Although the COVID-19 narrative was not dominant, COVID-19 itself played a decisive role in the election. Although it did not claim Trump, it claimed his presidency. Trump’s failure to unite the nation during this public health crisis by focusing on petty nonsense, partisan bickering, empty speculation on questionable treatments for COVID-19 (at best), and his turning the wearing of masks into a political issue did him much political harm. Yes, its true that the government lied to the public initially about whether you needed to wear a mask with COVID-19 so that the public wouldn’t do with masks what they did with toilet paper, but get over it! When the government changed its assessment of the necessity of mask-wearing, I knew they had lied. There was no way that there was some study that changed their view on the nature of the disease. They knew all along. This being said, there was no need for President Trump to continue this fiction through not wearing a mask beyond its necessary end date. Additionally, Trump’s getting COVID-19 prevented a debate from occurring, and he NEEDED three debates after the first one. In these senses, COVID-19 killed the Trump presidency. However, the Democrats’ courting of radical leftists helped make the race closer than anticipated, even if the man they ran is not personally on the same page as those people.

The Democrats ultimately so far have only won two of the Senate seats polls foretold they’d win: Arizona and Colorado. Instead of Republicans losing seats in the House, they gained, yet another scandal in polling and election prognostication. However, some of these wins I really wasn’t surprised about, especially the Charleston, SC and Oklahoma City districts given that they had repeatedly elected Republicans for many years before. Nonetheless, the results in Florida were stunning for the Democrats, who should have known that courting people who were pushing policies on the Castro and Chavez end of things would have scared Cubans and other Latinos off. I can also report that the Democratic Party of California has a ceiling: the vote on the most important propositions went in a conservative direction and as of writing, the GOP has won back two Orange County seats in Congress.

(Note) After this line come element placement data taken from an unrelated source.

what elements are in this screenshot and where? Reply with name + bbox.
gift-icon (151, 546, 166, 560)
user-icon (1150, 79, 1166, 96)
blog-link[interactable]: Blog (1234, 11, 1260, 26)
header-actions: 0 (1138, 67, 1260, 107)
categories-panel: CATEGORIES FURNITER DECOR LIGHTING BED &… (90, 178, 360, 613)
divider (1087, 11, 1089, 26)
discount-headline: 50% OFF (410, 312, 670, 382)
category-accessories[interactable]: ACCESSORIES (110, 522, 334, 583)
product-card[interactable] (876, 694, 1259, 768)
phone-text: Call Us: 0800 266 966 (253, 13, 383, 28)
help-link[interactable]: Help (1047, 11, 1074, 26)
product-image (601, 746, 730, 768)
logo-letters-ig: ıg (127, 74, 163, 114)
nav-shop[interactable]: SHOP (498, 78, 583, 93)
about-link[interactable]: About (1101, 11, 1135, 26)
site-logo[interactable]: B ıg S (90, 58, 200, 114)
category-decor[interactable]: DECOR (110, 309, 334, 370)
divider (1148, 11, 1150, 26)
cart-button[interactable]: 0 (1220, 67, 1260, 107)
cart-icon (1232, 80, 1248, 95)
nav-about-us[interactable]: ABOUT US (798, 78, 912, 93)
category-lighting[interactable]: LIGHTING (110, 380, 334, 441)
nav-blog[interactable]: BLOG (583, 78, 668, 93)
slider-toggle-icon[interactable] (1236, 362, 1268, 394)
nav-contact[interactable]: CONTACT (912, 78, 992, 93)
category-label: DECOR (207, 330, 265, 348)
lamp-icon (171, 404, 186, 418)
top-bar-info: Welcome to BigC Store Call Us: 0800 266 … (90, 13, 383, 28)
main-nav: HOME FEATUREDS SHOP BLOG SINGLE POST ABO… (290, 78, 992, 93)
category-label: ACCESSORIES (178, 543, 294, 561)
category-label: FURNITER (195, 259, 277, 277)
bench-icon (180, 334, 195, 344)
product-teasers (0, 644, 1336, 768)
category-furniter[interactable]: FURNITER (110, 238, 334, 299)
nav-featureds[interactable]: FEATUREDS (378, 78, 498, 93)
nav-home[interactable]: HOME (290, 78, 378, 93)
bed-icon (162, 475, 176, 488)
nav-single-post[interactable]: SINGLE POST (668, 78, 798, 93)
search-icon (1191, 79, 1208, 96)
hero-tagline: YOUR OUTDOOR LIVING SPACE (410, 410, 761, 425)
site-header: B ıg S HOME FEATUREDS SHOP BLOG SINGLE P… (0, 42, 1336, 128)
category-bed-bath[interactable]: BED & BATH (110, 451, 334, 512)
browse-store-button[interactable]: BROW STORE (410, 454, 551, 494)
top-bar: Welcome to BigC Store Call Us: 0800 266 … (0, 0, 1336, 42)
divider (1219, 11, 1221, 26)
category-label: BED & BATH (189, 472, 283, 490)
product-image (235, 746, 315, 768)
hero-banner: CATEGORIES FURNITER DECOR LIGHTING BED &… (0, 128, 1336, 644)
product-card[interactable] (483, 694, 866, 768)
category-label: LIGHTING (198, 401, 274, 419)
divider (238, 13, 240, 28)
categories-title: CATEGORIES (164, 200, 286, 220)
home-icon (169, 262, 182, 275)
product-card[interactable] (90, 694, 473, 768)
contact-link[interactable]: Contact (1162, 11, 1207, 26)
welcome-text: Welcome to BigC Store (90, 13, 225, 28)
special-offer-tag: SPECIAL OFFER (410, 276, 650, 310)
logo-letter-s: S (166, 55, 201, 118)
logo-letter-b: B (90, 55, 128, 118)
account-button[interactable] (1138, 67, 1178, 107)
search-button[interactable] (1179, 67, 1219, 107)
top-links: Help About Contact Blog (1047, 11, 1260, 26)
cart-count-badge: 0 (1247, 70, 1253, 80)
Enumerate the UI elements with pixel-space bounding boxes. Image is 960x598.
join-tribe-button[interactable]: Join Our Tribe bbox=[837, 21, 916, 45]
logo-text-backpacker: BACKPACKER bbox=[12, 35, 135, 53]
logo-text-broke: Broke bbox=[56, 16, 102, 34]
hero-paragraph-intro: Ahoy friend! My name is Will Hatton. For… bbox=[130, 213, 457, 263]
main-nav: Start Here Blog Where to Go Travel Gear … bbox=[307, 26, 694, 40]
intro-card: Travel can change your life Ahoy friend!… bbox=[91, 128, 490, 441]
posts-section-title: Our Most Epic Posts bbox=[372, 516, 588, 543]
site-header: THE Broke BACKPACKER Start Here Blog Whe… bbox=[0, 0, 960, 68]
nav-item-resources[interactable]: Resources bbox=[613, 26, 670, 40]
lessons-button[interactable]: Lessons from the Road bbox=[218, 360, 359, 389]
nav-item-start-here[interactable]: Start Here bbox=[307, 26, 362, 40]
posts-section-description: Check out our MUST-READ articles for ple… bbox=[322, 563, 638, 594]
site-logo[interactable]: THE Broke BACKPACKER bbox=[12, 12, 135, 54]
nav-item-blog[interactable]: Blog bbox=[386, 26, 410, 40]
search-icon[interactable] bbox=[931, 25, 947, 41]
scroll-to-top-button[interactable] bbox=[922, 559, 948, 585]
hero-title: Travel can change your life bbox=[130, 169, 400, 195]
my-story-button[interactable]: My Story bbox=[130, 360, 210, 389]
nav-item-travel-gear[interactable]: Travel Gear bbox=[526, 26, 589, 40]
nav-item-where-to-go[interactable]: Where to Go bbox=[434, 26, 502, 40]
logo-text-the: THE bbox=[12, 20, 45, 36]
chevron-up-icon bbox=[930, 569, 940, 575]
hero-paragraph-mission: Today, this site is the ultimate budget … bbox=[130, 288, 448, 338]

Overall, this election provides a mixed verdict and establishes once again we are a nation divided. There is, you might say a strange brilliance to the voters’ choices: they don’t like Trump or the Democrats so enough split their tickets to divide power. Partisans will not care for the next two years, but this is the verdict the voters have delivered and if they want to get anything done in the next two years that isn’t through executive order or agreement, they’ll have to think of some things they agree on and act on those. After all, there will be “must-pass” bills that will come before Congress in the next session. This election also reflects a “2020” spirit in the sense that Florida was more Republican than Georgia and Ohio was more Republican than Texas. Also, this is the first election since 1960 that the winner didn’t win Ohio, ending the state’s streak as a bellwether for elections. I suppose the new sentiment about Ohio will be, “As Ohio goes, so goes Florida”. There is also a great irony in this election: Trump’s win in 2016 before faithless electors be faithless was 306 to 232. This is the exact figure of Biden’s victory this year.